The Gap, The Gap, Oh, The Gap....

In his 1921 book Manhood of Humanity, Korzybski had observed the gap between the advancing scientific/technological progress and the limited social/ethical progress of mankind. Or should I say man-unkind? This gap, he posited would grow and grow and lead to more deadly future disruptions—wars, revolutions, wars, revolutions, etc.—until humanity somehow found how to consciously appropriate its time-binding potential and carry it into all areas of human life, not just science and technology. Indeed, Korzybski's desire to close the deadly gap in human affairs drove him to develop general semantics.

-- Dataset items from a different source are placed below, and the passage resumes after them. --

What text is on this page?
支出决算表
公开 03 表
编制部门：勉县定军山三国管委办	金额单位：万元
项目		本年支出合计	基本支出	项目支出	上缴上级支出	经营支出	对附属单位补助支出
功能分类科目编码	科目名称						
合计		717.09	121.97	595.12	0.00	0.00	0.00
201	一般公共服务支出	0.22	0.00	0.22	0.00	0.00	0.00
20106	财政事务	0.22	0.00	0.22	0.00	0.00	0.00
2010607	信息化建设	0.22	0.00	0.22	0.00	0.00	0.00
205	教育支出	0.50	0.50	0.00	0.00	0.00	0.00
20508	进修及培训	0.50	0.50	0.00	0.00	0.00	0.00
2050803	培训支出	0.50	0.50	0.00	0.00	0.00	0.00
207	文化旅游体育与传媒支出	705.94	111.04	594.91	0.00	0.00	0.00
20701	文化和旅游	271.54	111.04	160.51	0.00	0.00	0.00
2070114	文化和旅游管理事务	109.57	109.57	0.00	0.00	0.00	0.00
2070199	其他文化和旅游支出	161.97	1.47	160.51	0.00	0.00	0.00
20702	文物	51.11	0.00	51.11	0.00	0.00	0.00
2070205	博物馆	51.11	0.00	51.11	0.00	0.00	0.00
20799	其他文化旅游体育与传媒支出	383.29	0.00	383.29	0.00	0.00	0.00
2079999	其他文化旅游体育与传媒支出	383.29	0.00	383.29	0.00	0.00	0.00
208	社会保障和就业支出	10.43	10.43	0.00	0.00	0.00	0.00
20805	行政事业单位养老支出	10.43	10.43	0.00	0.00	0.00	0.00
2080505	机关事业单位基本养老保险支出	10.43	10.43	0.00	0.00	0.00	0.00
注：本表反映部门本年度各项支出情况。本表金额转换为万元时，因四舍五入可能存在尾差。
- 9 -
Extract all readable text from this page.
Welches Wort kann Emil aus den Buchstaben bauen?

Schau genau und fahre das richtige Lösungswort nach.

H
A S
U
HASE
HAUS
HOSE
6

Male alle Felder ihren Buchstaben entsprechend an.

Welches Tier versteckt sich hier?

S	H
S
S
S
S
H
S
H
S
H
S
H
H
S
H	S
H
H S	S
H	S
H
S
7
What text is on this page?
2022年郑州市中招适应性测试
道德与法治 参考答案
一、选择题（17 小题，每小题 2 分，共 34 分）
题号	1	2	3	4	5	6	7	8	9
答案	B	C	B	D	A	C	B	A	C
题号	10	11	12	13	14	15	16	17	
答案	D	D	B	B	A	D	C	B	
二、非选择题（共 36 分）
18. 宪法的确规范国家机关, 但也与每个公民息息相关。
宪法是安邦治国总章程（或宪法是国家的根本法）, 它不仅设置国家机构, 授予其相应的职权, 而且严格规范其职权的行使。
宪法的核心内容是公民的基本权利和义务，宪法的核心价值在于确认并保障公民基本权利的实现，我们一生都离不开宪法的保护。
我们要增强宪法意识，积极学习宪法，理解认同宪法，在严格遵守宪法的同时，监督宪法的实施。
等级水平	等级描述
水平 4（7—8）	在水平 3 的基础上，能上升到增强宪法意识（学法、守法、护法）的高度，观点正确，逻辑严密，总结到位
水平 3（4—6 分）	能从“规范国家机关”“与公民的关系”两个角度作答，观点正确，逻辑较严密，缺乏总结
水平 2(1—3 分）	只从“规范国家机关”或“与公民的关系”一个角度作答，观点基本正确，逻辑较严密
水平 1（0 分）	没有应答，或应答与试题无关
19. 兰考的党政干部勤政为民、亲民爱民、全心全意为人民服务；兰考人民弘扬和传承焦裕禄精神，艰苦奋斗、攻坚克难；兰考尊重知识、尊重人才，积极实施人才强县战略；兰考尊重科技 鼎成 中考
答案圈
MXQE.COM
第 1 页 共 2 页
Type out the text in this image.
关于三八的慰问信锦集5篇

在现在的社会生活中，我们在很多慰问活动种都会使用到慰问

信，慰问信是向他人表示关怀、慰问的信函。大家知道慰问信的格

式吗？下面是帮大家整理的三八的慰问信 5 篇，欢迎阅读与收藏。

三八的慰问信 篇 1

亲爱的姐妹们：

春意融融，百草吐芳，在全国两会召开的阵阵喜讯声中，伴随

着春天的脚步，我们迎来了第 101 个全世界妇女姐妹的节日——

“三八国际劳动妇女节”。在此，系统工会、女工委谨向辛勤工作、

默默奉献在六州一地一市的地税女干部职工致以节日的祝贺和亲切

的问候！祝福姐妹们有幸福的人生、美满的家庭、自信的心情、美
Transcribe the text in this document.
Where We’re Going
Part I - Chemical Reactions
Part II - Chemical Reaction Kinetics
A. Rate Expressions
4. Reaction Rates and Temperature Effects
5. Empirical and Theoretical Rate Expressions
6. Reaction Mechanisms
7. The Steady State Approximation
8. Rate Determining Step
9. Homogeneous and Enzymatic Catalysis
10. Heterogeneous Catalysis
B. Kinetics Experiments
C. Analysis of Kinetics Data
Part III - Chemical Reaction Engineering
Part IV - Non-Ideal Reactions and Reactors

As the Second World War was coming to a close in 1944 and 1945, he felt a certain amount of ruefulness, frustration, pessimism at the waste of human life, the suffering, the destruction of Poland, the mass-murder of European Jewry, the insanity of Nazism, etc. Many people at the time felt similarly. The writer Ben Hecht, contemplating his lost Jewish 'brothers' and 'sisters', sadly expressed it like this, in his bookA Guide for the Bedeviled:
If civilization is to be measured by the progress of human rationality, we can still use the yardstick of the cynic—which is no longer than a sigh.
And yet... Korzybski wasn't inclined to say "people are bad, the world is bad, etc." and thus to sink into depression and despair. As he said 'I was born with a good liver'. He did say this: "The world is hopeless." Unless we as individuals work at changing the way we 'think' about 'things'. Then we might have some legitimate hope. Are we there yet?